While some money came from more obvious opportunistic buyers such as Apollo, Centerbridge, SVP and Angelo Gordon, some funds surfaced that were relatively unknown in Europe including Cross Ocean Partners and Searchlight Capital Partners.

“Clearly there were a few names I’d never heard of surfacing and buying. Now our paths have crossed and this is what hedge funds do so it’s not really a surprise,” a senior investor said.

With secondary market prices having adjusted higher, it seems as though the opportunistic trade is over. The market has regulated itself, several traders said.

“People buying in the low 80s are not going to buy in the low 90s as the pull to par is not as spectacular, so there is an extent to which that trade has happened. It does demonstrate the significant amount of capital available, looking for a good risk return,” the senior banker said.

While some opportunistic buying took place on a vast number of leveraged loans, other loans remained at deflated levels, especially for borrowers or sectors that were either struggling prior to Covid-19 or as a result of the global pandemic.

“Certain names are justifiably beaten up in price and there is not a two-way flow,” the investor said.

BWIC ACTION

Credit asset management boutique Capital Four is selling a €113m portfolio of loans via a Bids Wanted In Competition process, which had a deadline of 2pm UK time on April 22. It comes after bids went in on April 17 for a €30m BWIC from asset manager Chenavari.

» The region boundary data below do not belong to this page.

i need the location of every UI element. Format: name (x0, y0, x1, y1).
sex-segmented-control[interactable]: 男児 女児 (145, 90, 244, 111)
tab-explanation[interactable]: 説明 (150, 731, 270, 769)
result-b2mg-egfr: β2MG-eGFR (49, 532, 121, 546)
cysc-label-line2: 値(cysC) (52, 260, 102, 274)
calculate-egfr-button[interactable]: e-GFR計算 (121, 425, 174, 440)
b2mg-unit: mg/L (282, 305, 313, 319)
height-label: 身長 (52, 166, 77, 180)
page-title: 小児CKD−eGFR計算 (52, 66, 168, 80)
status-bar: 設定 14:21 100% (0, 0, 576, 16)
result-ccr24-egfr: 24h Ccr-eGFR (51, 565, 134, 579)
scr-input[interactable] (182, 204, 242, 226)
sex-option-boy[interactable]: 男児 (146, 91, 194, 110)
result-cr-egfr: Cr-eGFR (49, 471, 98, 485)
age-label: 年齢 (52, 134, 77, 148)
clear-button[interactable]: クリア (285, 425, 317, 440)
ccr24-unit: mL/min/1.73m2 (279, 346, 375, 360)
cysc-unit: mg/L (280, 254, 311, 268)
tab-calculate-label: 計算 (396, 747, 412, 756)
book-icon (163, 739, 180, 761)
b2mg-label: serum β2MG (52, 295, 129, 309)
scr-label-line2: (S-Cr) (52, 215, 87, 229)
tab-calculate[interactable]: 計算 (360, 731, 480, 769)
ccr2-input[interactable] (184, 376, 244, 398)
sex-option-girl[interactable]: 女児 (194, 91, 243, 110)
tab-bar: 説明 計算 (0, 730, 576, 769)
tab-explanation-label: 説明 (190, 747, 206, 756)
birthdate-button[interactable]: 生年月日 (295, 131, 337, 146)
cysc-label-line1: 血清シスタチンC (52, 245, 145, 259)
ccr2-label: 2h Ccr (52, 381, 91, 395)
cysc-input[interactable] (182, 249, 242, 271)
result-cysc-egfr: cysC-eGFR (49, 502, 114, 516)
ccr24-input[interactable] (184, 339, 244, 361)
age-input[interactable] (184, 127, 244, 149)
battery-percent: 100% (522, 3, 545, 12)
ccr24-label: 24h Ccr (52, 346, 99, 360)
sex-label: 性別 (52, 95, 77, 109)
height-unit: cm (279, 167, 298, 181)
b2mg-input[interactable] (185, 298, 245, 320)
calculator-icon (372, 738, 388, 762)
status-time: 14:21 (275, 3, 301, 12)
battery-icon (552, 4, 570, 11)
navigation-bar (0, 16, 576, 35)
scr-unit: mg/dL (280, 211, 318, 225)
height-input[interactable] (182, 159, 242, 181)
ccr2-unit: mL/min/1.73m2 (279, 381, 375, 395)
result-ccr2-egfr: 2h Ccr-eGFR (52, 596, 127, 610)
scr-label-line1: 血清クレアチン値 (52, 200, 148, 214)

Capital Four’s BWIC contains 30 names across a number of tranches, denominated in euros, sterling and dollars and had an average bid of 76.7% of face value, according to Refinitiv LPC data.

Average bids were dragged down by the likes of struggling retailer Pronovias, which is quoted at 27.5% and Belgian perimeter security specialist Praesidiad at 48.4%.

It is unclear whether Capital Four’s portfolio will clear, this is the second BWIC issued by the manager in the past few weeks in a move similar to other managers such as Invesco and Alcentra that brought BWICs and didn’t sell due to lowball bids, only to bring them back a few weeks later.

“Cap4 tried to sell a bunch of stuff before, about four weeks ago, and not much of it traded but then it remerged,” the investor said.

Four names out of 15 in Chenavari’s €30m BWIC traded at the end of last week.

“Some sellers are not desperate and more opportunistic portfolios are emerging such as Chenavari’s,” the investor said.